Me: Nothing! Why do you say that?
Susie: Jesus Christ, you’re pregnant.
Me: [wailing] How does everyone do that?
Susie: OH MY GOD I WAS ONLY JOKING. [doubles over laughing] Oh my GOD. I literally could not be more pleased with myself right now.
Me: Susie, you absolutely cannot tell Mum and Dad.
Susie: [wide-eyed, serious face] Oooh yeah, they’ll totally ground you and you’ll never get to go to the end of term party.
Me: Susie, please.
Susie: Alright. Do you want me to do it?
Me: Tell them you’re pregnant? I don’t know how long that story will hold. In about six months’ time my hospitalisation with Swollen Stomach is going to seem reeeeeally suspicious.
Susie: That wasn’t what I meant, but actually …
Me: We’ll all pretend we’re pregnant! Like Spartacus!
Susie: You’re hormone-addled.
Me: And you have to stop saying that stuff.
Susie: Alright, spoilsport. But I think you should know …
Me: God, what?
Susie: Mum’s actually really good at all this stuff. Looking after us in pregnancy. If she’s anything like how she was with me; she was brilliant. Asking all the right things. Providing great food. I think you’re going to see a new side to our mother.
Me: Hang on – Mum, who can barely remember our names at the best of times? Mum, who never quite manages to listen to what we’re saying when we’re in front of her? Mum, who reacted to news of your pregnancy with ‘Is it definitely yours?’?
Susie: Mum who single-handedly catered and decorated your wedding? Trust me. She’s good at this. She always preferred us when we were in utero, so she gets really excited about pregnancies.

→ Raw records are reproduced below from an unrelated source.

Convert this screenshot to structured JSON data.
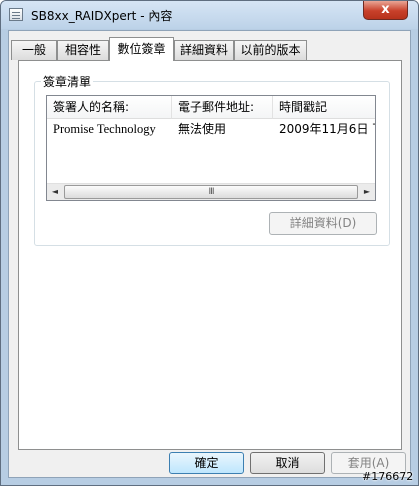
{
  "window": {
    "title": "SB8xx_RAIDXpert - 內容",
    "close_glyph": "x"
  },
  "tabs": [
    {
      "label": "一般"
    },
    {
      "label": "相容性"
    },
    {
      "label": "數位簽章"
    },
    {
      "label": "詳細資料"
    },
    {
      "label": "以前的版本"
    }
  ],
  "signature_list": {
    "group_label": "簽章清單",
    "columns": [
      "簽署人的名稱:",
      "電子郵件地址:",
      "時間戳記"
    ],
    "rows": [
      {
        "signer": "Promise Technology",
        "email": "無法使用",
        "timestamp": "2009年11月6日 下..."
      }
    ],
    "details_button": "詳細資料(D)"
  },
  "scrollbar": {
    "left_arrow": "◄",
    "right_arrow": "►",
    "grip": "III"
  },
  "footer": {
    "ok": "確定",
    "cancel": "取消",
    "apply": "套用(A)"
  },
  "watermark": "#176672"
}
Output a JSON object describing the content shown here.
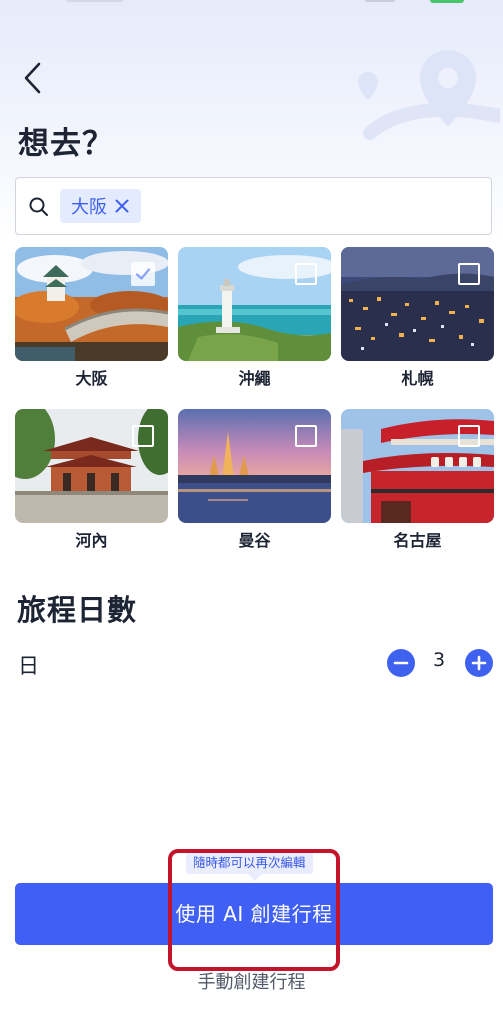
{
  "header": {
    "title": "想去？"
  },
  "search": {
    "chips": [
      {
        "label": "大阪"
      }
    ]
  },
  "destinations": [
    {
      "name": "大阪",
      "checked": true
    },
    {
      "name": "沖繩",
      "checked": false
    },
    {
      "name": "札幌",
      "checked": false
    },
    {
      "name": "河內",
      "checked": false
    },
    {
      "name": "曼谷",
      "checked": false
    },
    {
      "name": "名古屋",
      "checked": false
    }
  ],
  "duration": {
    "title": "旅程日數",
    "unit": "日",
    "value": "3"
  },
  "actions": {
    "hint": "隨時都可以再次編輯",
    "ai_create": "使用 AI 創建行程",
    "manual_create": "手動創建行程"
  },
  "colors": {
    "accent": "#3f5ff5",
    "chip_bg": "#e4ebff",
    "highlight": "#c4142b"
  },
  "icons": {
    "back": "chevron-left-icon",
    "search": "search-icon",
    "chip_close": "close-icon",
    "minus": "minus-circle-icon",
    "plus": "plus-circle-icon",
    "checkbox": "checkbox-icon"
  }
}
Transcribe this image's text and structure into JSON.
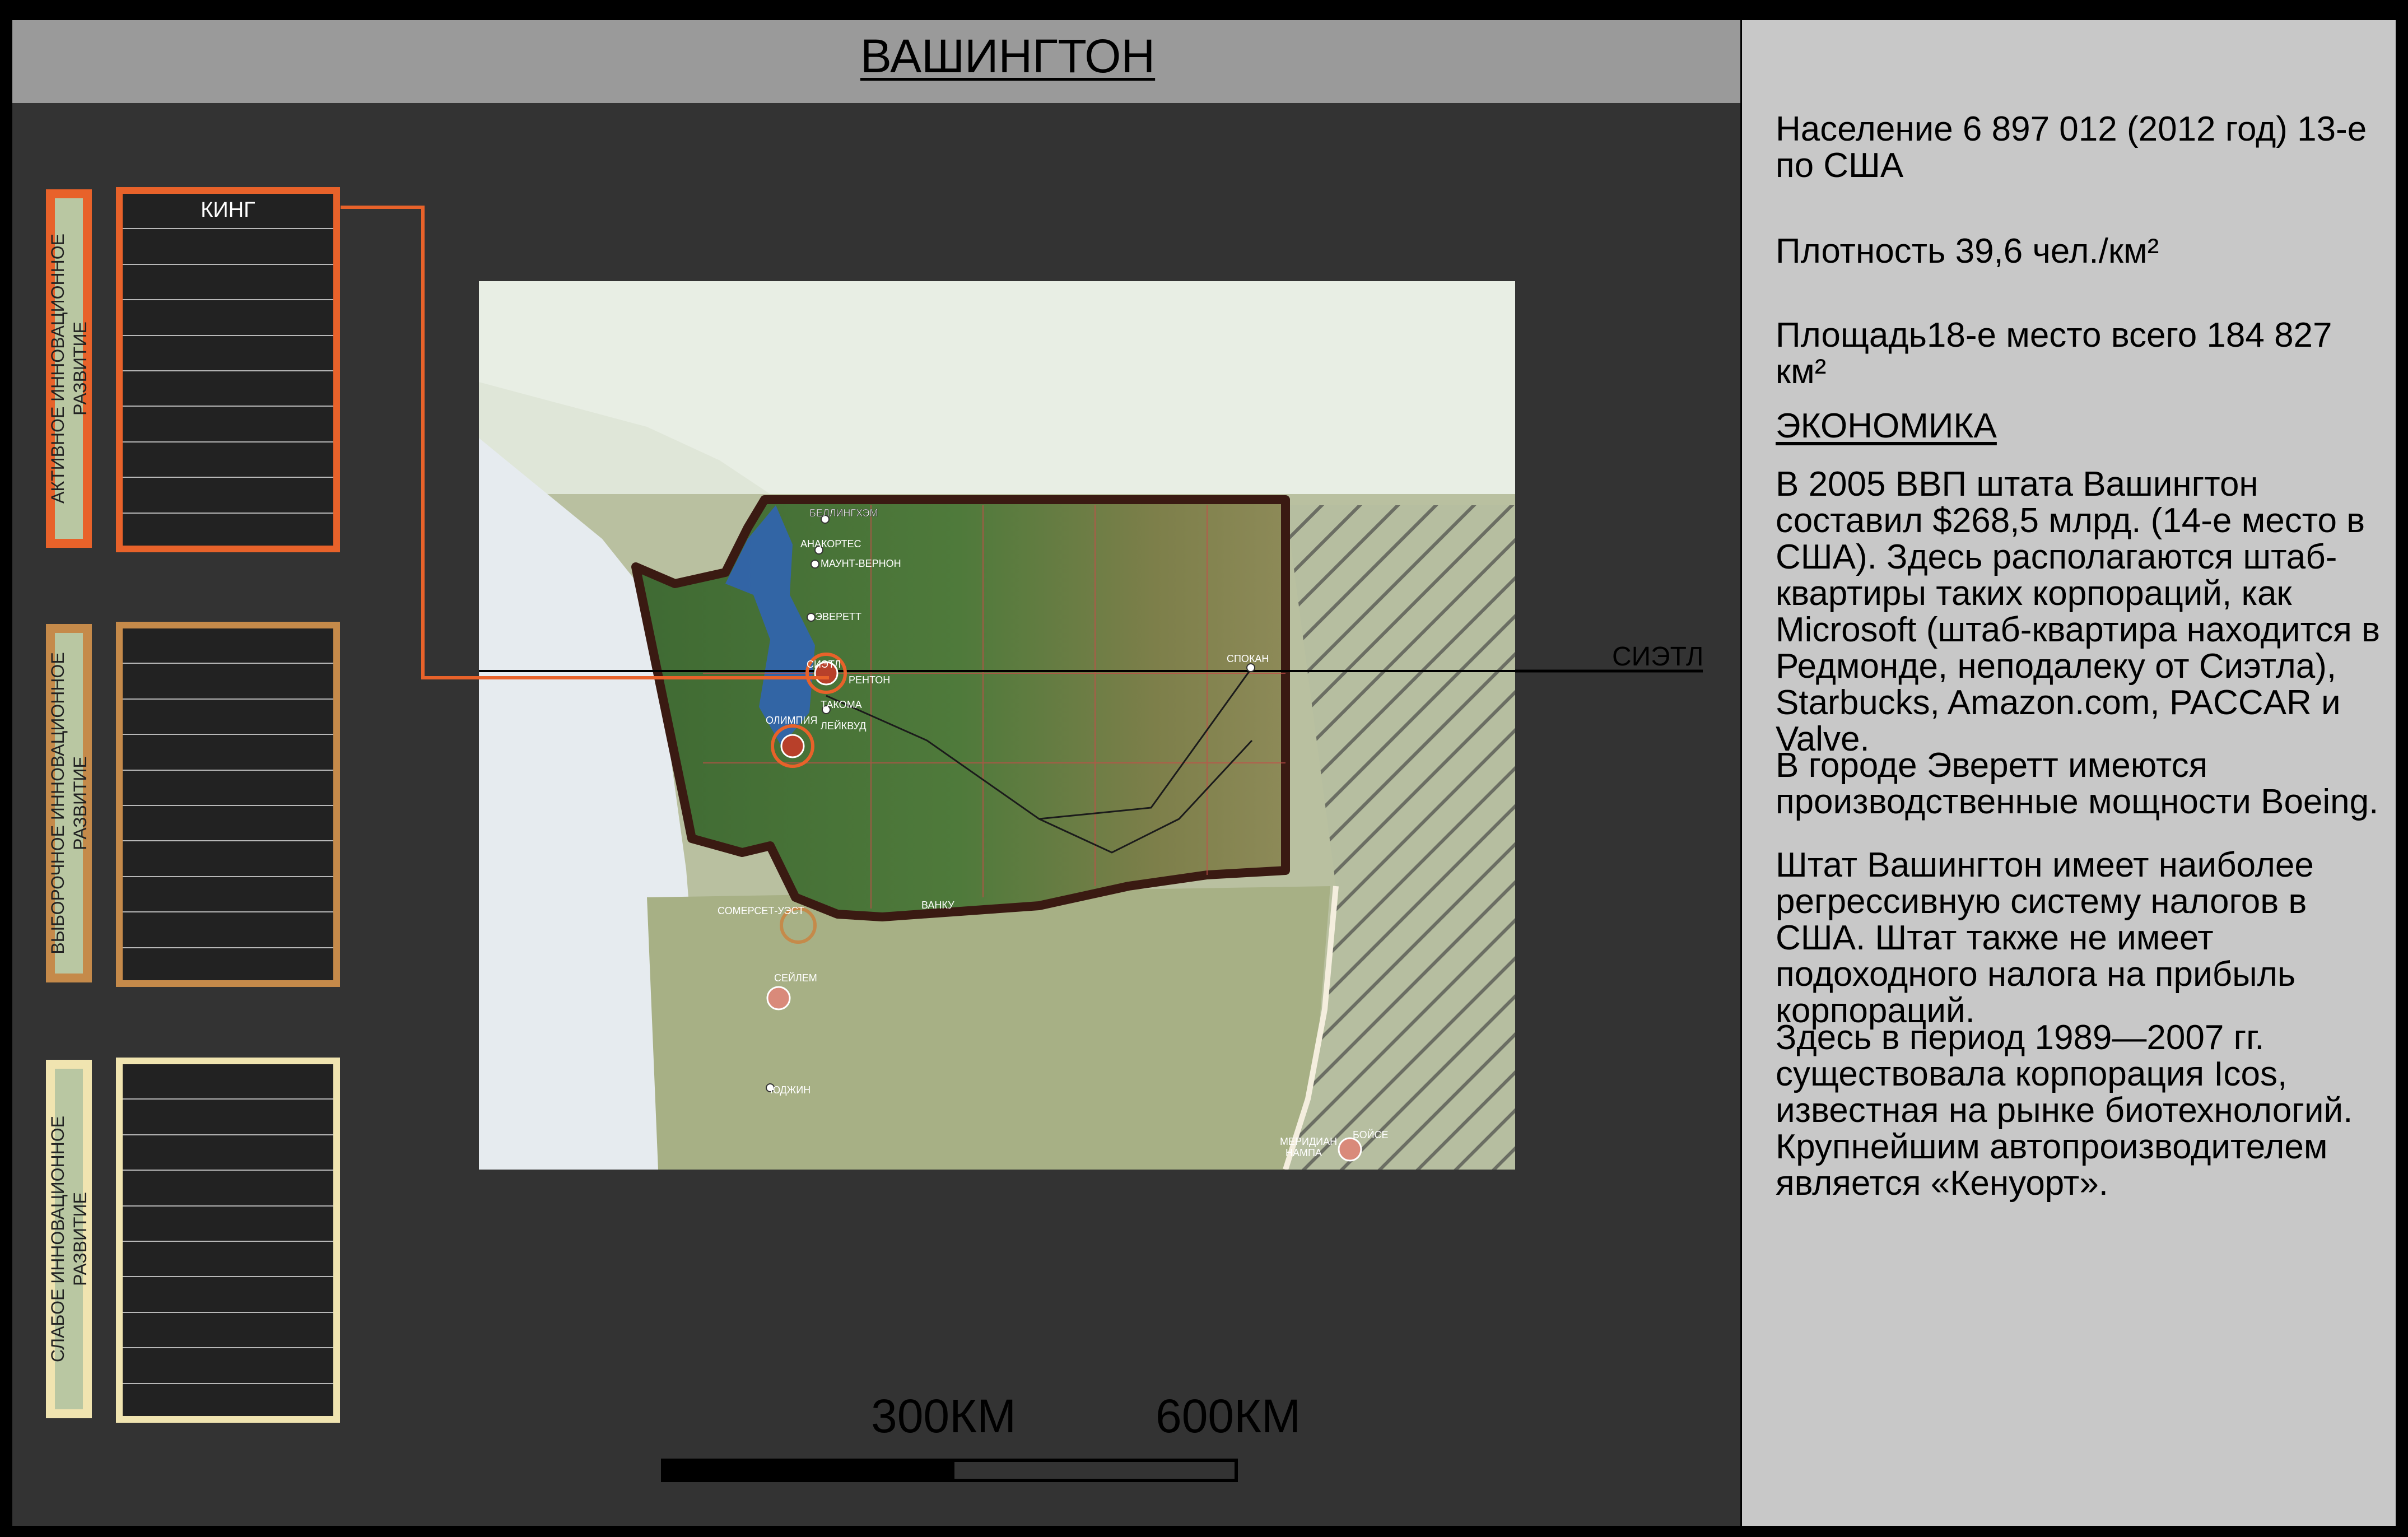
{
  "title": "ВАШИНГТОН",
  "info": {
    "population": "Население    6 897 012 (2012 год) 13-е по США",
    "density": "Плотность    39,6 чел./км²",
    "area": "Площадь18-е место всего  184 827 км²",
    "economy_heading": "ЭКОНОМИКА",
    "paragraphs": [
      "В 2005 ВВП штата Вашингтон составил $268,5 млрд. (14-е место в США). Здесь располагаются штаб-квартиры таких корпораций, как Microsoft (штаб-квартира находится в Редмонде, неподалеку от Сиэтла), Starbucks, Amazon.com, PACCAR и Valve.",
      "В городе Эверетт имеются производственные мощности Boeing.",
      "Штат Вашингтон имеет наиболее регрессивную систему налогов в США. Штат также не имеет подоходного налога на прибыль корпораций.",
      "Здесь в период 1989—2007 гг. существовала корпорация Icos, известная на рынке биотехнологий. Крупнейшим автопроизводителем является «Кенуорт»."
    ]
  },
  "legend": {
    "active": {
      "label_line1": "АКТИВНОЕ ИННОВАЦИОННОЕ",
      "label_line2": "РАЗВИТИЕ",
      "color": "#e8622a",
      "counties": [
        "КИНГ"
      ]
    },
    "selective": {
      "label_line1": "ВЫБОРОЧНОЕ ИННОВАЦИОННОЕ",
      "label_line2": "РАЗВИТИЕ",
      "color": "#c58a4a",
      "counties": []
    },
    "weak": {
      "label_line1": "СЛАБОЕ ИННОВАЦИОННОЕ",
      "label_line2": "РАЗВИТИЕ",
      "color": "#f0e4b0",
      "counties": []
    }
  },
  "map": {
    "callout_label": "СИЭТЛ",
    "cities": {
      "bellingham": "БЕЛЛИНГХЭМ",
      "anacortes": "АНАКОРТЕС",
      "mount_vernon": "МАУНТ-ВЕРНОН",
      "everett": "ЭВЕРЕТТ",
      "seattle": "СИЭТЛ",
      "renton": "РЕНТОН",
      "tacoma": "ТАКОМА",
      "olympia": "ОЛИМПИЯ",
      "lakewood": "ЛЕЙКВУД",
      "spokane": "СПОКАН",
      "somerset": "СОМЕРСЕТ-УЭСТ",
      "salem": "СЕЙЛЕМ",
      "eugene": "ЮДЖИН",
      "boise": "БОЙСЕ",
      "meridian": "МЕРИДИАН",
      "nampa": "НАМПА",
      "vancouver": "ВАНКУ"
    }
  },
  "scale": {
    "label_300": "300КМ",
    "label_600": "600КМ"
  },
  "colors": {
    "background": "#333333",
    "title_bar": "#9a9a9a",
    "info_panel": "#c8c8c8",
    "callout": "#e8622a",
    "state_border": "#3a1a12"
  }
}
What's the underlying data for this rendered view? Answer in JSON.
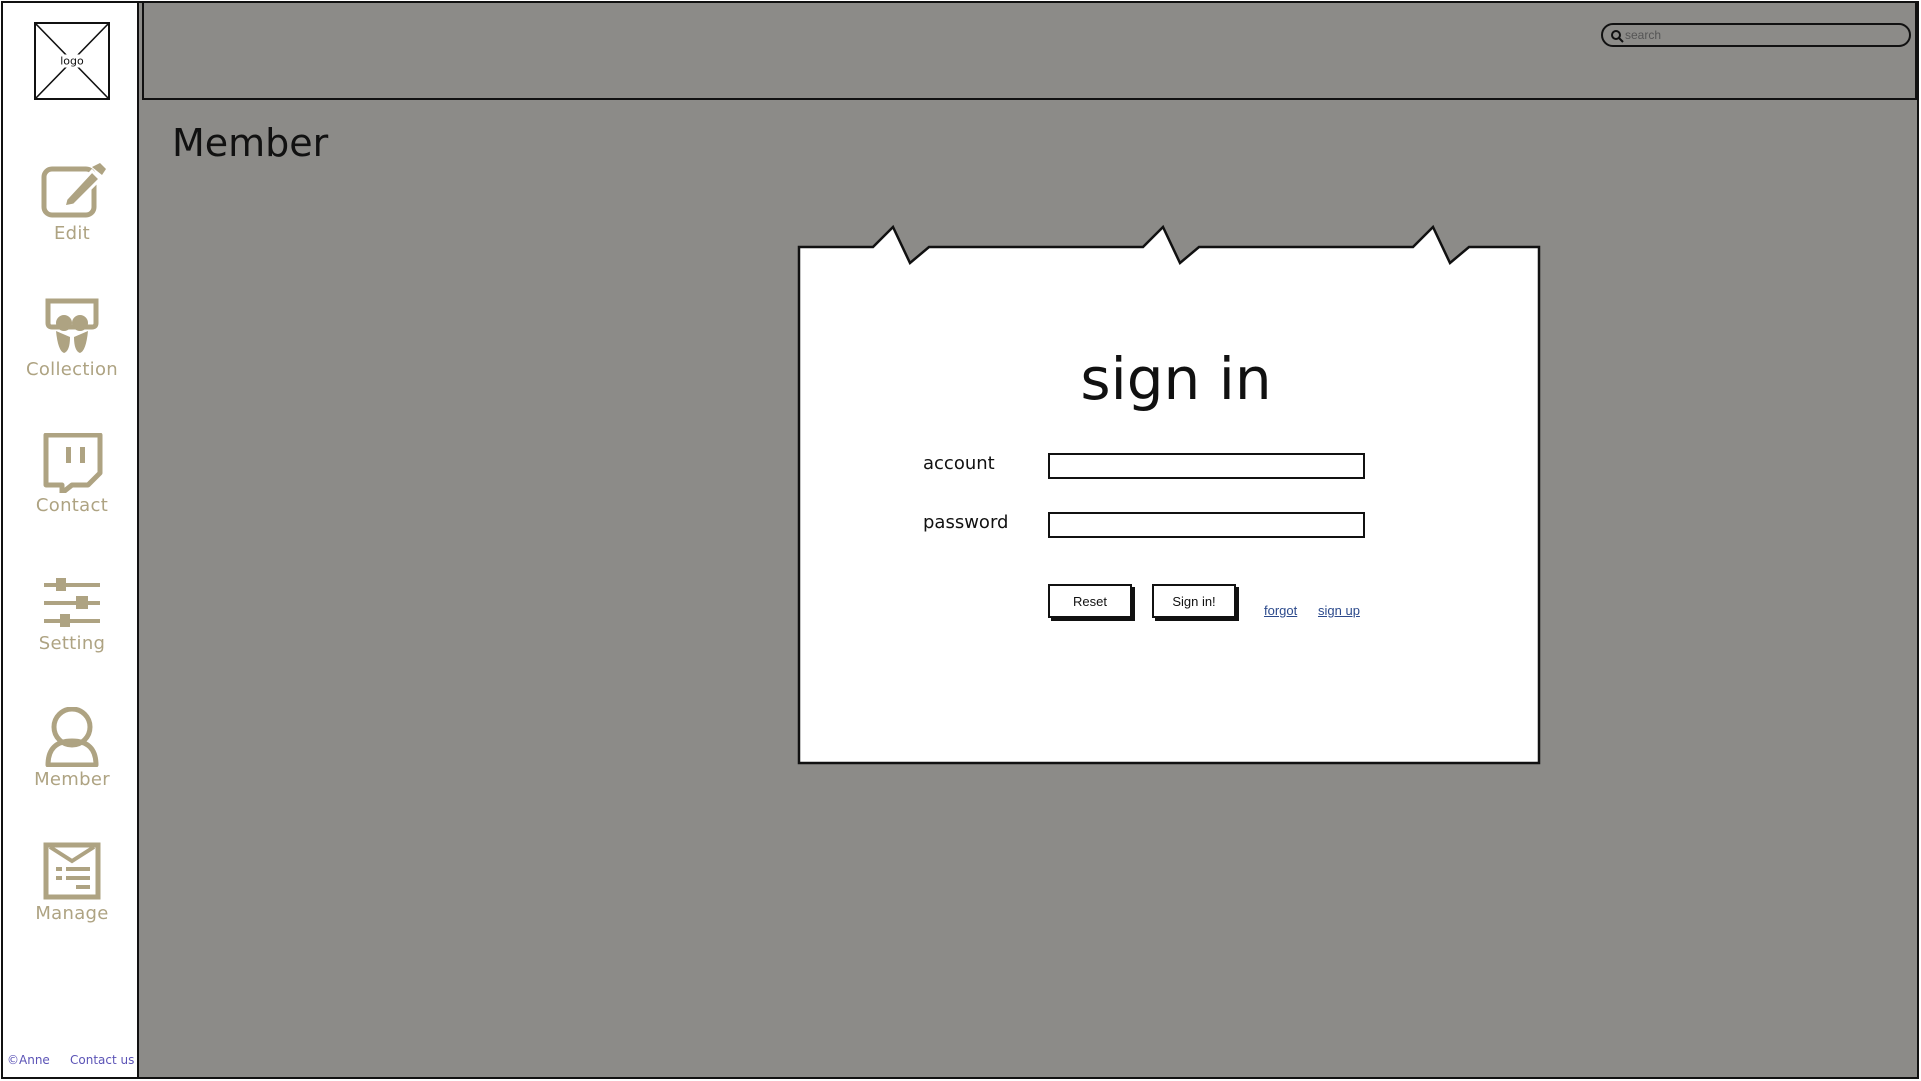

Me: I’ll believe it when I see it.
We settled on Susie and Thom tossing for it. When we got to Mum and Dad’s, we took a coin from the pot in the hallway and all three of us squeezed into the downstairs toilet.
Susie: Call it.
Thom: Heads.
Me: No, tails.
Susie: Which one?
Thom: I don’t care.
Me: Tails! No, heads. HEADS.
Susie: [flips coin] Ha ha! It’s tails. [sing-songing] I get to tell them.
Thom: Oh, thank God.
Me: Just … do it. Don’t gloat, Suse. Get it done with.
So we filed back out, Dad giving us an odd look, and came into the kitchen where Mum was plating up our lunch.
Susie: Mum, Dad, Pete, children. I have an announcement to make.
Pete: [crossing fingers]
Susie: Your daughter’s knocked up – and it’s not me, for once!
Pete: Oh, thank God.
[silence]
Mum: Fucking hell.
Me and Susie: Mum!
I actually love it when Mum swears. It’s like Johnson’s walking dog – we’re not concerned so much how well she’s doing it, but that she’s doing it at all.
Mum: Sorry, darling, I just … well, I was surprised. Sorry. I just thought …
Me: What?
Mum: Well, I’m just surprised you’re having children so soon! I just thought you’d want to wait a little while. You two are both so young, and I thought you’d want to settle into your careers a little bit more …
Me: Susie had had two kids by the time she was TWENTY-FIVE!
Susie: [pulling a Question Time face] I hardly think that’s the point.
Me: [pleading] Mum.
Mum: Oh, darling, of course we’re excited. You do spring this on people, don’t you?
Me: [indignant] Would you prefer a blow-by-blow –
Thom: Don’t.
Me: [understanding] – mm.
Then Dad and Pete and the Twins were excited and gave us both hugs, and Mum came and gave me a lovely hug too. She asked lots of questions (all the right sort, for once), and Susie caught my eye and winked at me. Mum stayed excited for the rest of the afternoon, although she did occasionally repeat herself, which I can forgive in the name of her excitement.
Sometimes, I really love this family. Now it’s just telling everyone else we know. Gulp.
TO DO:
Find out if Susie’s available to tell all our friends
November 28th
Alice hasn’t so much as raised a conspiratorial eyebrow at me since she guessed the news. She’s been as friendly as ever, sweet and funny, but she’s too tactful to make hints or whisper questions to me in the office. She shows her me her neutral face, the face that’s meant she’s managed three Christmases with her handbag Gareth and her family, and never even looked at me when Carol reported that Tony had bought a baby book. In our weekly meeting, Carol asked if we had any thoughts yet on Lucie Martel’s A Womb of One’s Own.